Ma il bambino che si affaccia al mondo vuole che l’uomo che gli sta davanti, un semi sconosciuto in fondo, incarni la parola nonno in tutti gli angoli del possibile, vuole uno spettatore entusiasta delle sue prodezze, ma vuole anche qualcosa di più profondo: spaventarlo, mostrargli che tutto è cambiato, adesso, che il più forte è lui. Capace di sbloccare la porta del balcone, capace di uscire di nascosto da casa, capace di disubbidire e di essere buonissimo, capace di mettere in crisi l’intera costruzione di una personalità con la verità che sempre una vita nuova porta con sé, con le frasi che gli adulti nascondono e un bambino invece lancia addosso, a occhi spalancati.
In questo romanzo tagliente, appassionante, in cui si ride sempre con il cuore in gola, in cui c’è una fiamma che cresce, forse uno scontro, e in cui si ha sempre la sensazione che ogni porta della casa nasconda una rivelazione o una catastrofe, la paura che sentiamo è quella del nonno alle prese con il futuro, con la vita che è passata. Mario insiste per disegnare accanto al nonno, per lavorare con lui, prende un foglio e gli fa un ritratto, bellissimo, spaventoso. Gli porge il foglio. “Ho copiato come disegni tu”. “Mi sentii come se avessi ricevuto uno spintone così violento da mandarmi dal centro ai bordi del mondo. E mi ricordai di un altro urto altrettanto forte, quello che avevo avvertito da ragazzino quando non sapevo ancora niente delle mie capacità e le avevo scoperte tra meraviglia e spavento”.

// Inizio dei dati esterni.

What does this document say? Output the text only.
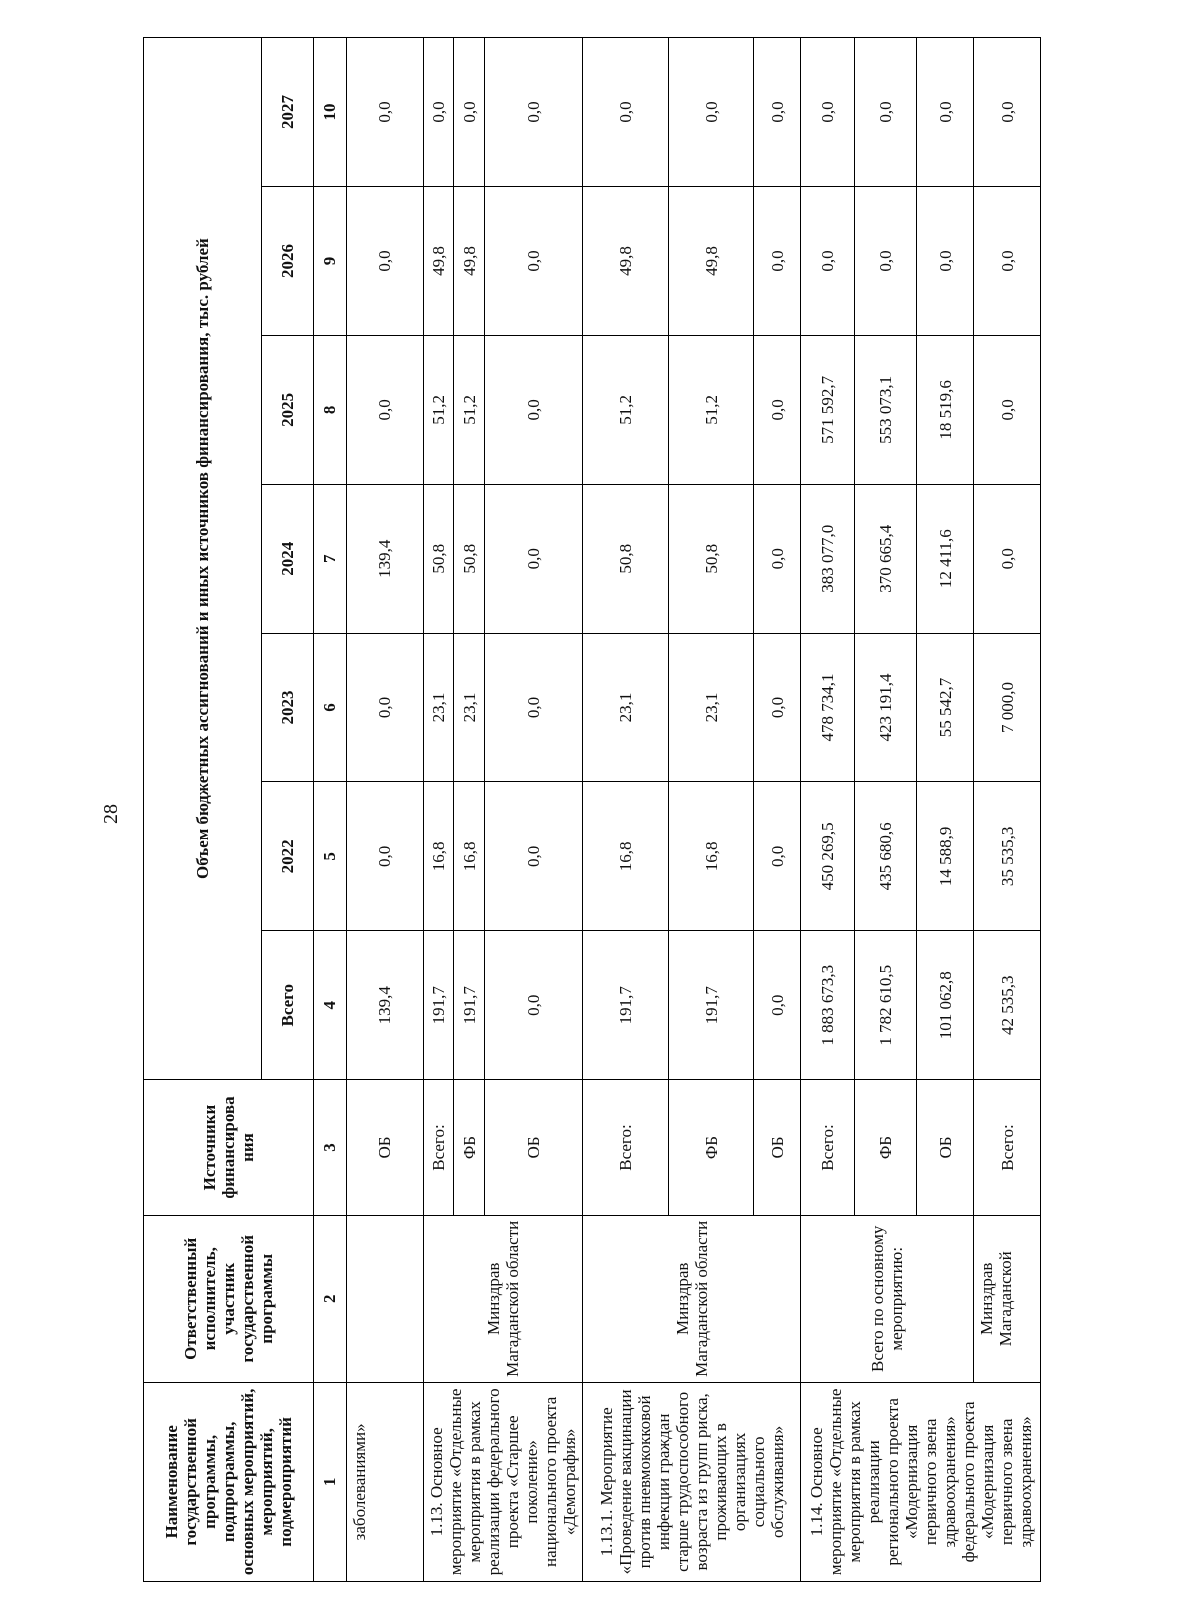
28
Наименование государственной программы, подпрограммы, основных мероприятий, мероприятий, подмероприятий	Ответственный исполнитель, участник государственной программы	Источники финансирова ния	Объем бюджетных ассигнований и иных источников финансирования, тыс. рублей						
			Всего	2022	2023	2024	2025	2026	2027
1	2	3	4	5	6	7	8	9	10
заболеваниями»		ОБ	139,4	0,0	0,0	139,4	0,0	0,0	0,0
1.13. Основное мероприятие «Отдельные мероприятия в рамках реализации федерального проекта «Старшее поколение» национального проекта «Демография»	Минздрав Магаданской области	Всего:	191,7	16,8	23,1	50,8	51,2	49,8	0,0
		ФБ	191,7	16,8	23,1	50,8	51,2	49,8	0,0
		ОБ	0,0	0,0	0,0	0,0	0,0	0,0	0,0
1.13.1. Мероприятие «Проведение вакцинации против пневмококковой инфекции граждан старше трудоспособного возраста из групп риска, проживающих в организациях социального обслуживания»	Минздрав Магаданской области	Всего:	191,7	16,8	23,1	50,8	51,2	49,8	0,0
		ФБ	191,7	16,8	23,1	50,8	51,2	49,8	0,0
		ОБ	0,0	0,0	0,0	0,0	0,0	0,0	0,0
1.14. Основное мероприятие «Отдельные мероприятия в рамках реализации регионального проекта «Модернизация первичного звена здравоохранения» федерального проекта «Модернизация первичного звена здравоохранения»	Всего по основному мероприятию:	Всего:	1 883 673,3	450 269,5	478 734,1	383 077,0	571 592,7	0,0	0,0
		ФБ	1 782 610,5	435 680,6	423 191,4	370 665,4	553 073,1	0,0	0,0
		ОБ	101 062,8	14 588,9	55 542,7	12 411,6	18 519,6	0,0	0,0
	Минздрав Магаданской	Всего:	42 535,3	35 535,3	7 000,0	0,0	0,0	0,0	0,0
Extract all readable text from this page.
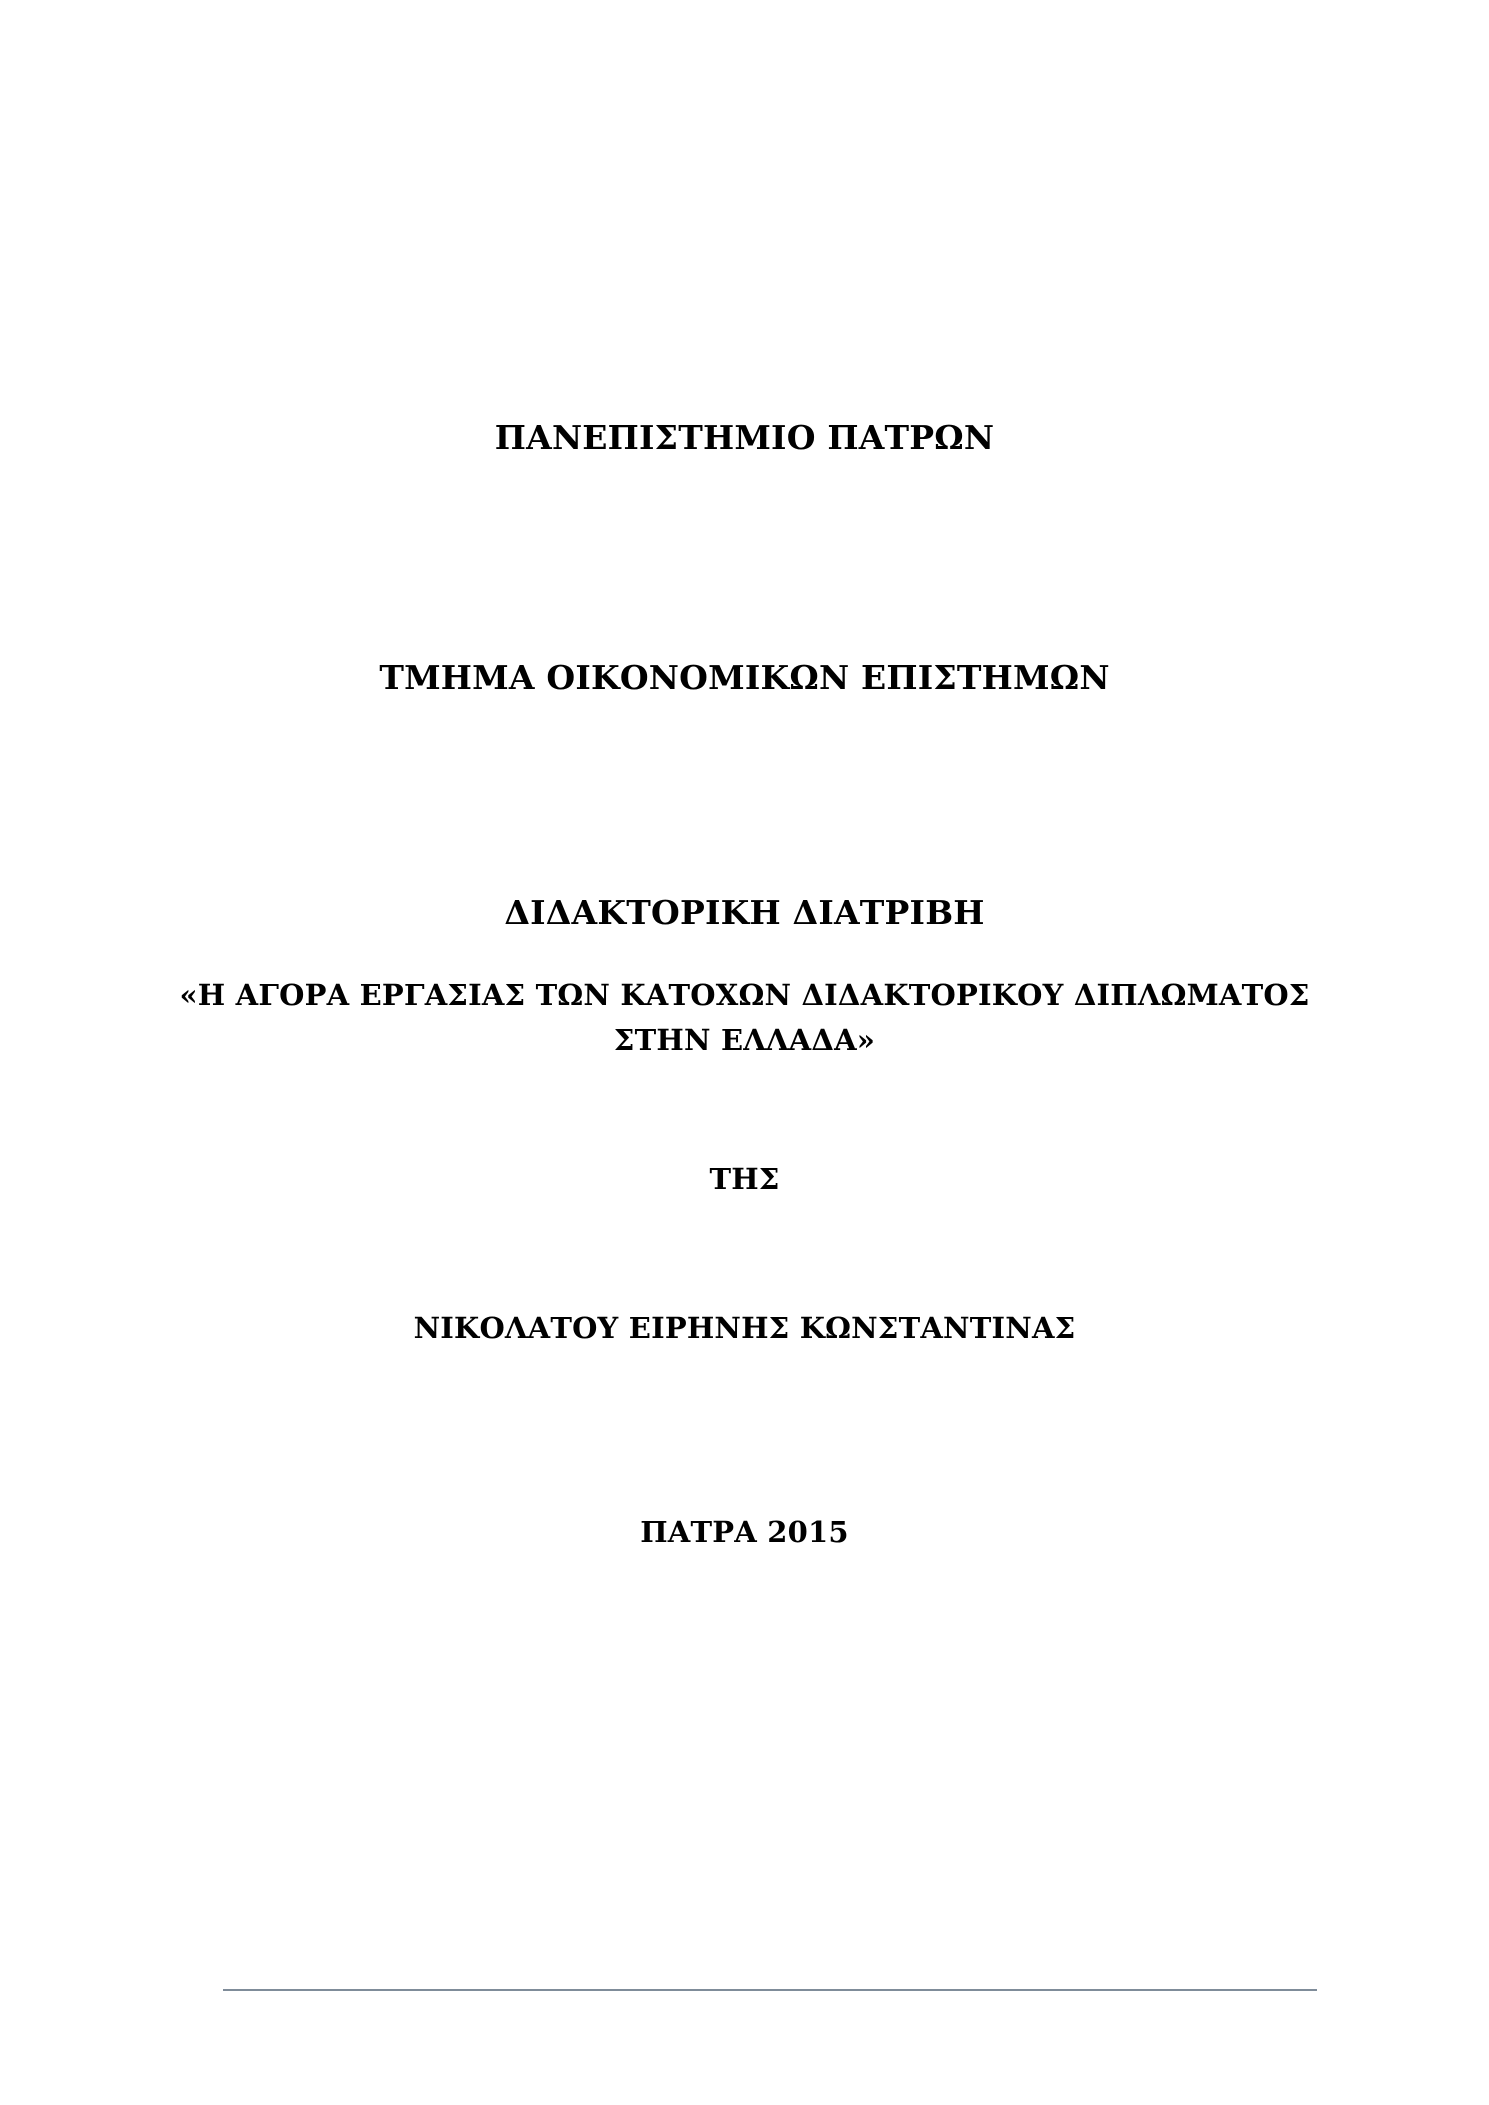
ΠΑΝΕΠΙΣΤΗΜΙΟ ΠΑΤΡΩΝ
ΤΜΗΜΑ ΟΙΚΟΝΟΜΙΚΩΝ ΕΠΙΣΤΗΜΩΝ
ΔΙΔΑΚΤΟΡΙΚΗ ΔΙΑΤΡΙΒΗ
«Η ΑΓΟΡΑ ΕΡΓΑΣΙΑΣ ΤΩΝ ΚΑΤΟΧΩΝ ΔΙΔΑΚΤΟΡΙΚΟΥ ΔΙΠΛΩΜΑΤΟΣ
ΣΤΗΝ ΕΛΛΑΔΑ»
ΤΗΣ
ΝΙΚΟΛΑΤΟΥ ΕΙΡΗΝΗΣ ΚΩΝΣΤΑΝΤΙΝΑΣ
ΠΑΤΡΑ 2015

Ma quello spintone era opposto, l’aveva gettato nella vita, pieno di ambizione e certezza nelle proprie capacità. Adesso questo spintone “rischiava di annientarmi”. Il bambino è veloce, prende la mira, colpisce nel segno, il nonno lo guarda, poi guarda se stesso, la fragilità nuova, e da qualche parte, insieme alla paura, cresce anche l’anima, di entrambi: nonno e nipote per mano in metropolitana.